While SUJÁN, through its three sumptuous and award-winning tented camps, lets you soak in the simple luxuries of life that find roots in natural and cultural heritage, its efficacy in contributing to the wildlife conservation, community development, and sustainability knows no bound either. By Sushmita Srivastav
If there’s one takeaway from the pandemic situation that the entire world is looking (and nodding) at right now, it is the fact that adopting sustainable practices is the only way forward. While for many in the tourism industry, sustainability deemed as just another trend until very recently, there are a few for whom it has always been the priority. For instance, SUJÁN, an experiential and responsible boutique hospitality group, had created a conservation model some 20 years ago and has been adhering to sustainable eco-tourism ever since. The legacy of protecting the wildlife through filming, monitoring, researching, and creating awareness has been passed down the generations in the SUJÁN family.
For SUJÁN, conservation comes first—the family’s philanthropic wing, the SNS Foundation, has been working tirelessly to create social impact among rural communities, with an aim of achieving economic self-reliance and co-existing harmoniously with the environment, ever since it was established in 1976.
Founder Jaisal Singh and his wife Anjali have continued the family’s legacy of conservation through the creation of SUJÁN by introducing proven sustainable tourism models by opening ethically sound, authentic experiences in unique areas of pristine wilderness, which benefit local communities as well as play a role in preserving indigenous wildlife and their habitats.

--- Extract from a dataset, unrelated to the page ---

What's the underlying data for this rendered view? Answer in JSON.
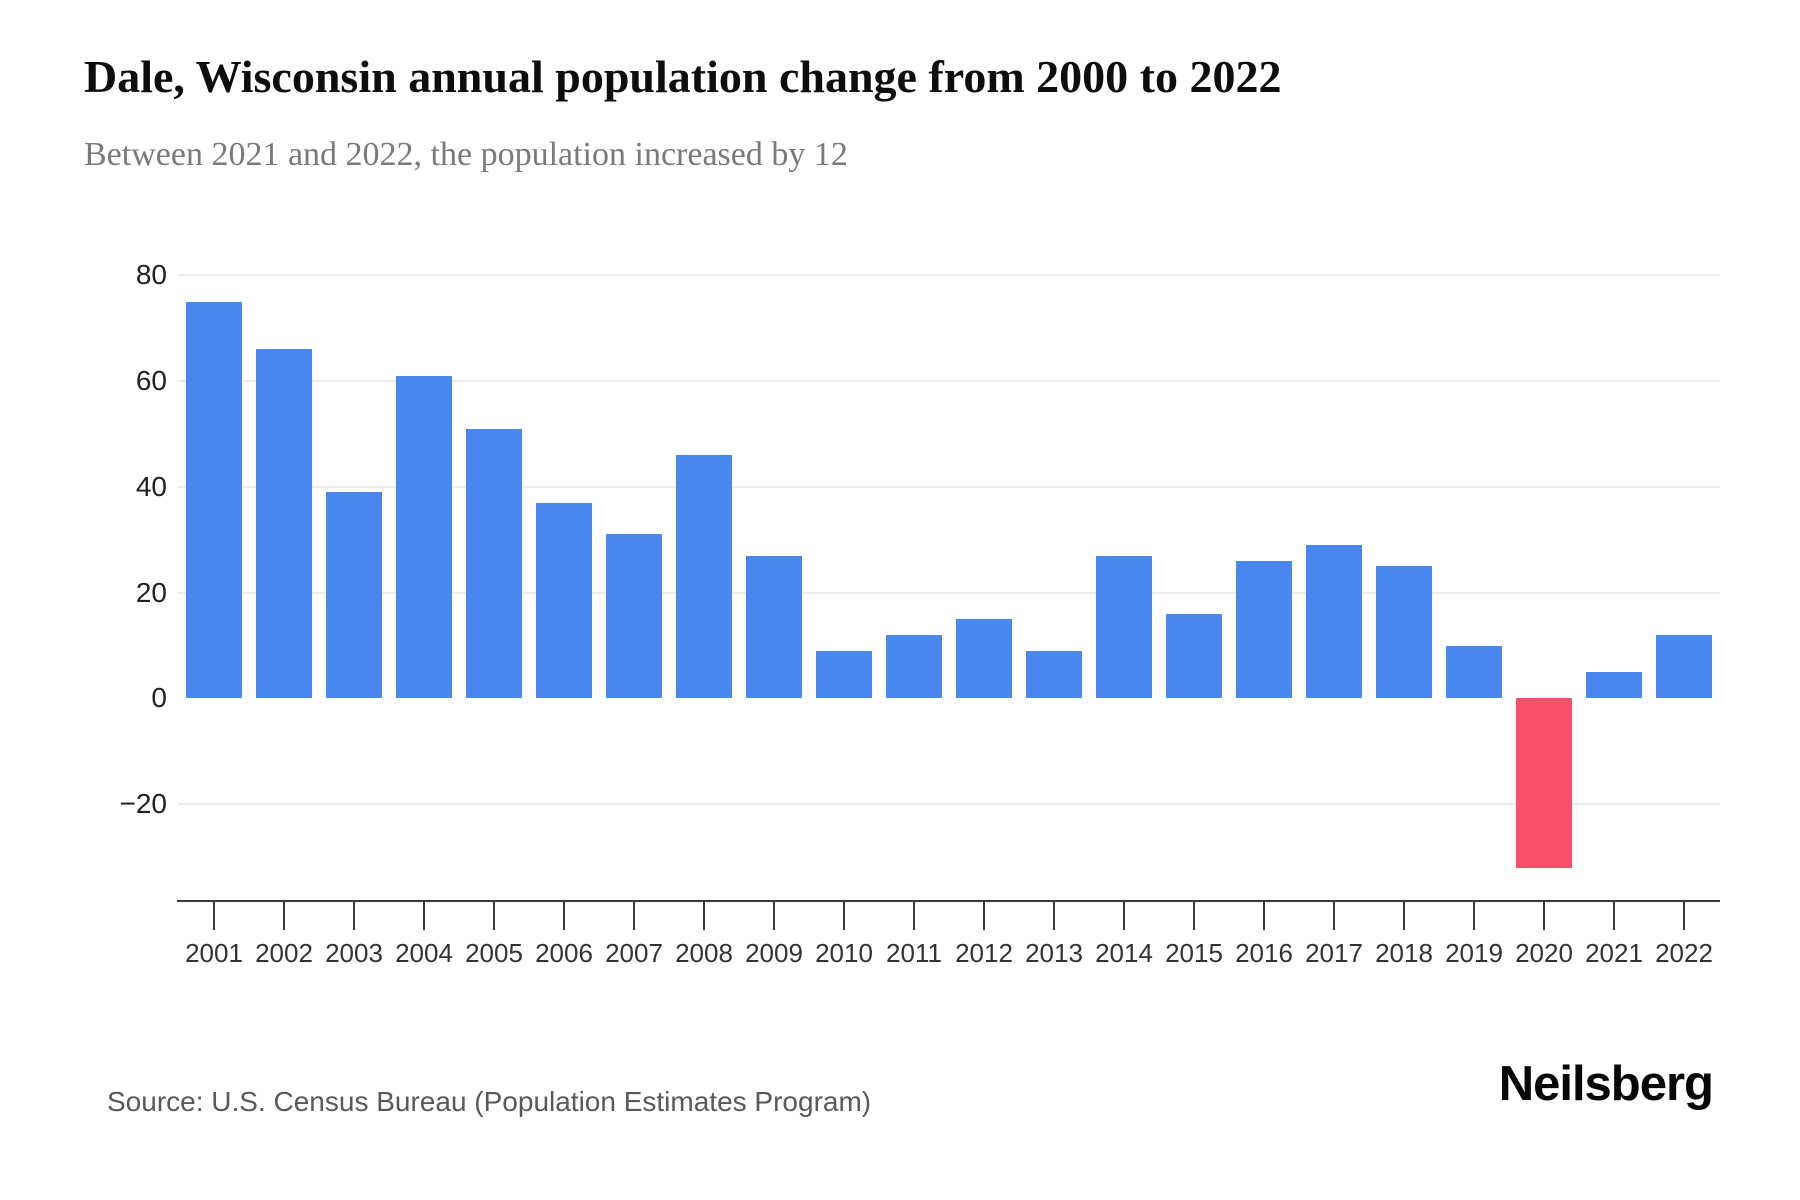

The brand’s Free Primary Healthcare initiative has been providing free-of-cost mobile medical services in five nearby villages to SUJÁN JAWAI for two years now. This includes donating a medical van, fully-equipped, stocked with medicines, and accompanied by a driver, doctor, and nurse who work five days a week. During this trying time, the mobile medical unit, with the support of the local government health authorities in the Pali district, has been helping in stemming the spread of novel Coronavirus. Hitherto, SUJÁN has donated 30,000 protective masks to the state government and has contributed approximately US $50,000 (INR37,84,000) to the chief minister’s COVID relief fund.
SUJÁN has also adopted nine schools in Jawai (plus four more in the state), educating 5,670 students in total. The aim is to make it a total of 10 schools, one for each tent in SUJÁN JAWAI, by the end of the year. Add to this The SUJÁN Adult Literacy Programme that has enrolled 75 women (aged between 17 and 45 years) to make them efficient in reading and writing in its first year of inception. Young, local villagers are also being trained for adapting best of conservation tourism practices, under their Tracker Programme.
The Rewilding Programme at SUJÁN JAWAI focuses on returning farmlands back to the wilderness, and the native farmers are always keen on helping. SUJÁN not only pays fixed monthly rents directly to these small landholders or their families (regardless of change in season or occupancy) when they offer their pieces of land for the rewilding process, but also helps them find alternative lands to continue farming. The guests are also included in this beautiful project as SUJÁN charges each guest with a small conservation contribution fee, which is used to cover expenses related to the Rewilding Programme, like the monthly rents paid to farmers. These ‘connecting’ pieces of land together act as safe wildlife corridors in the region.
SUJÁN also employs teams of local trackers from the nearby villages to assist the Field Team at camp with their work. According to their Positive Impact Report of 2019, a total area of 52 square kilometres of wilderness has been protected and approximately 150 acres of farmland has been reforested.
SUJÁN Sher Bagh is a partner and the primary donor, providing financial support and resources to conservation partners such as Tiger Watch, a Non-Governmental Organisation, and their Village Wildlife Volunteers Programme. This is a group of individuals drawn from villages along the periphery of, or in close proximity to, the boundaries of the Ranthambhore Tiger Reserve.
The primary task of the Village Wildlife Volunteers (VWV) is to provide information about the movement of wildlife, particularly endangered species like the tiger, leopard, bear, and more. Additionally, they provide crucial information about poaching and other illegal activities such as mining and logging. They also have an ancillary role in helping with scientic data collection. The volunteers act as representatives and ambassadors for wildlife in their respective villages, and play a critical role in ensuring the cooperation of other villagers. With our conservation partners and government agencies, SUJÁN prides itself as a guardian of Ranthambore, the natural and cultural heritage of Rajasthan.
SUJÁN The Serai, on the other hand, has a successful record of protecting and reviving the culture and folk music of the Manganiyar tribe of musicians in The Great Thar Desert for 10 years now. The family had first recorded the stirring music of the Manganiyars some half a century back, and has been providing them with a ready system of patronage since.